Search JTA's historical archive dating back to 1923

U.S. Seeks to Revoke Citizenship of N.Y. Woman Who Hid Nazi Past

August 26, 1968
See Original Daily Bulletin From This Date
Advertisement

The Justice Department has moved to revoke the American citizenship of a Queens housewife identified by Nazi-hunter Simon Wiesenthal as a former member of the SS who served as a wartime supervisor in two Nazi death camps. A denaturalization application, which could lead to deportation, was filed in Federal District Court in Brooklyn. It charged that Mrs. Russell Ryan of Maspeth, Queens, was a “cruel, brutal and sadistic woman who beat and tortured defenseless prisoners” in the Ravensbruck camp in Germany and at the Maidenak camp in occupied Poland.

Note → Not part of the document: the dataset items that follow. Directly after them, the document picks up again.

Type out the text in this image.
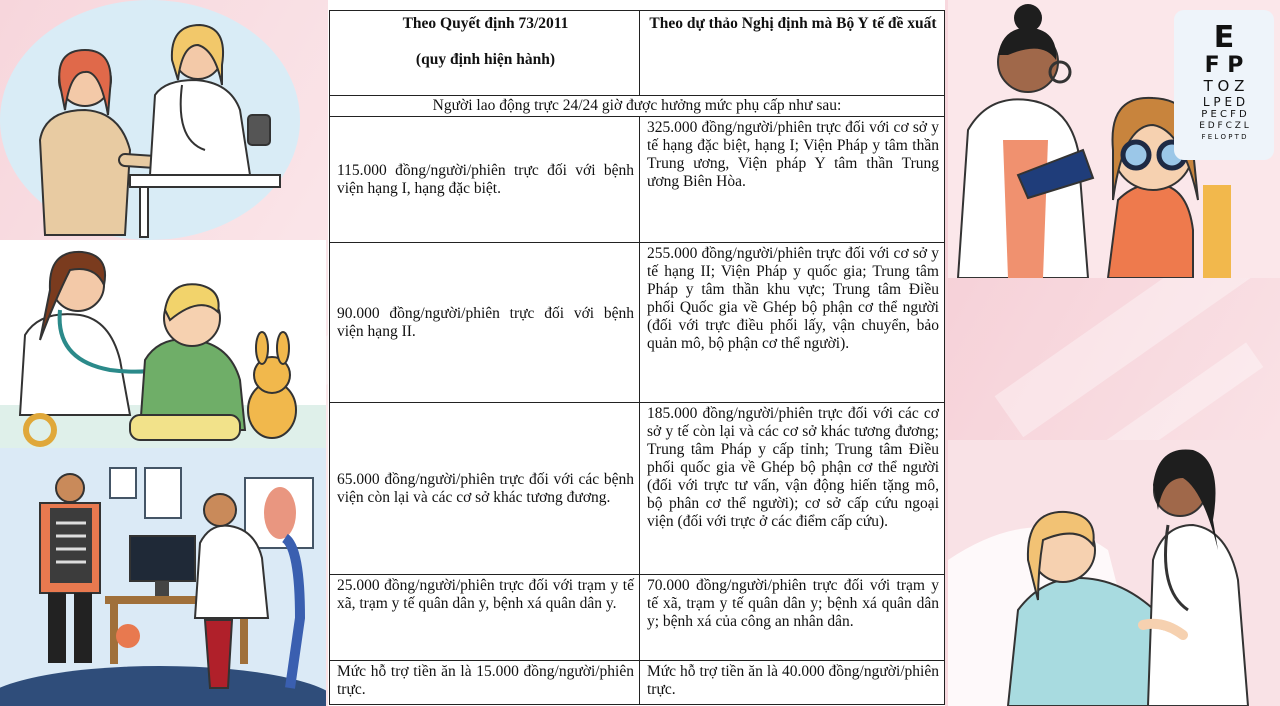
E
F P
T O Z
L P E D
P E C F D
E D F C Z L
F E L O P T D
Theo Quyết định 73/2011
(quy định hiện hành)	Theo dự thảo Nghị định mà Bộ Y tế đề xuất
Người lao động trực 24/24 giờ được hưởng mức phụ cấp như sau:	
115.000 đồng/người/phiên trực đối với bệnh viện hạng I, hạng đặc biệt.	325.000 đồng/người/phiên trực đối với cơ sở y tế hạng đặc biệt, hạng I; Viện Pháp y tâm thần Trung ương, Viện pháp Y tâm thần Trung ương Biên Hòa.
90.000 đồng/người/phiên trực đối với bệnh viện hạng II.	255.000 đồng/người/phiên trực đối với cơ sở y tế hạng II; Viện Pháp y quốc gia; Trung tâm Pháp y tâm thần khu vực; Trung tâm Điều phối Quốc gia về Ghép bộ phận cơ thể người (đối với trực điều phối lấy, vận chuyển, bảo quản mô, bộ phận cơ thể người).
65.000 đồng/người/phiên trực đối với các bệnh viện còn lại và các cơ sở khác tương đương.	185.000 đồng/người/phiên trực đối với các cơ sở y tế còn lại và các cơ sở khác tương đương; Trung tâm Pháp y cấp tỉnh; Trung tâm Điều phối quốc gia về Ghép bộ phận cơ thể người (đối với trực tư vấn, vận động hiến tặng mô, bộ phân cơ thể người); cơ sở cấp cứu ngoại viện (đối với trực ở các điểm cấp cứu).
25.000 đồng/người/phiên trực đối với trạm y tế xã, trạm y tế quân dân y, bệnh xá quân dân y.	70.000 đồng/người/phiên trực đối với trạm y tế xã, trạm y tế quân dân y; bệnh xá quân dân y; bệnh xá của công an nhân dân.
Mức hỗ trợ tiền ăn là 15.000 đồng/người/phiên trực.	Mức hỗ trợ tiền ăn là 40.000 đồng/người/phiên trực.
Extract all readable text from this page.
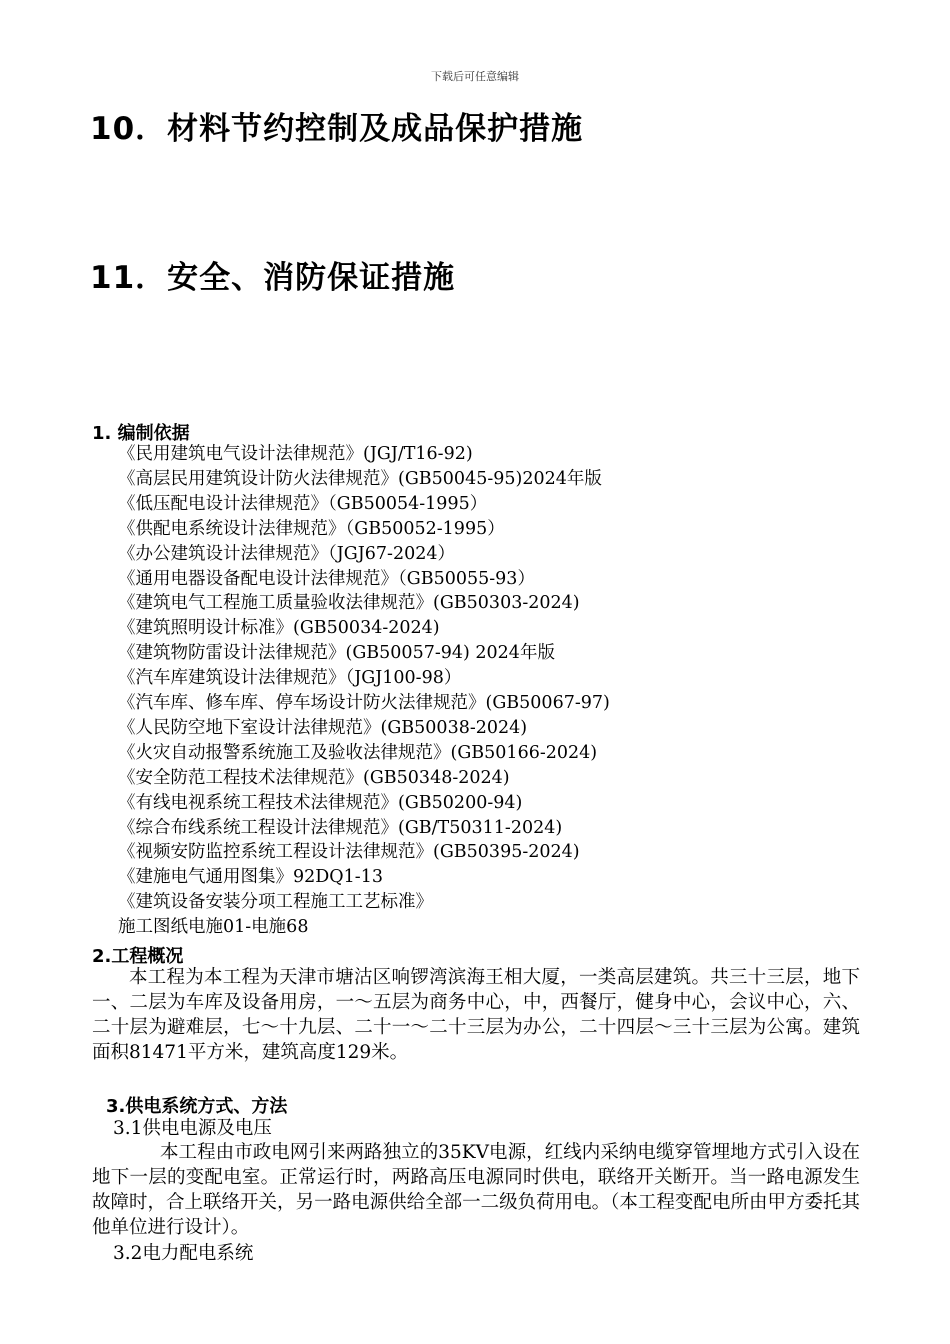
下载后可任意编辑
10．材料节约控制及成品保护措施
11．安全、消防保证措施
1. 编制依据
《民用建筑电气设计法律规范》(JGJ/T16-92)
《高层民用建筑设计防火法律规范》(GB50045-95)2024年版
《低压配电设计法律规范》（GB50054-1995）
《供配电系统设计法律规范》（GB50052-1995）
《办公建筑设计法律规范》（JGJ67-2024）
《通用电器设备配电设计法律规范》（GB50055-93）
《建筑电气工程施工质量验收法律规范》(GB50303-2024)
《建筑照明设计标准》(GB50034-2024)
《建筑物防雷设计法律规范》(GB50057-94) 2024年版
《汽车库建筑设计法律规范》（JGJ100-98）
《汽车库、修车库、停车场设计防火法律规范》(GB50067-97)
《人民防空地下室设计法律规范》(GB50038-2024)
《火灾自动报警系统施工及验收法律规范》(GB50166-2024)
《安全防范工程技术法律规范》(GB50348-2024)
《有线电视系统工程技术法律规范》(GB50200-94)
《综合布线系统工程设计法律规范》(GB/T50311-2024)
《视频安防监控系统工程设计法律规范》(GB50395-2024)
《建施电气通用图集》92DQ1-13
《建筑设备安装分项工程施工工艺标准》
施工图纸电施01-电施68
2.工程概况
本工程为本工程为天津市塘沽区响锣湾滨海王相大厦，一类高层建筑。共三十三层，地下一、二层为车库及设备用房，一～五层为商务中心，中，西餐厅，健身中心，会议中心，六、二十层为避难层，七～十九层、二十一～二十三层为办公，二十四层～三十三层为公寓。建筑面积81471平方米，建筑高度129米。
3.供电系统方式、方法
3.1供电电源及电压
本工程由市政电网引来两路独立的35KV电源，红线内采纳电缆穿管埋地方式引入设在地下一层的变配电室。正常运行时，两路高压电源同时供电，联络开关断开。当一路电源发生故障时，合上联络开关，另一路电源供给全部一二级负荷用电。（本工程变配电所由甲方委托其他单位进行设计）。
3.2电力配电系统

The application also charged that, in applying for citizenship, Mrs. Ryan had concealed the fact that she had been convicted in 1949 by an Austrian court of torturing camp inmates for which she was sentenced to three years imprisonment and confiscation of her property. The application, culminating an investigation started in 1964 when Mrs. Ryan was identified as Hermine Braunsteiner by Mr. Wiesenthal, declared that if she had disclosed the fact of her conviction, “she would have been barred from lawful admission into the United States for permanent residence and from naturalization.”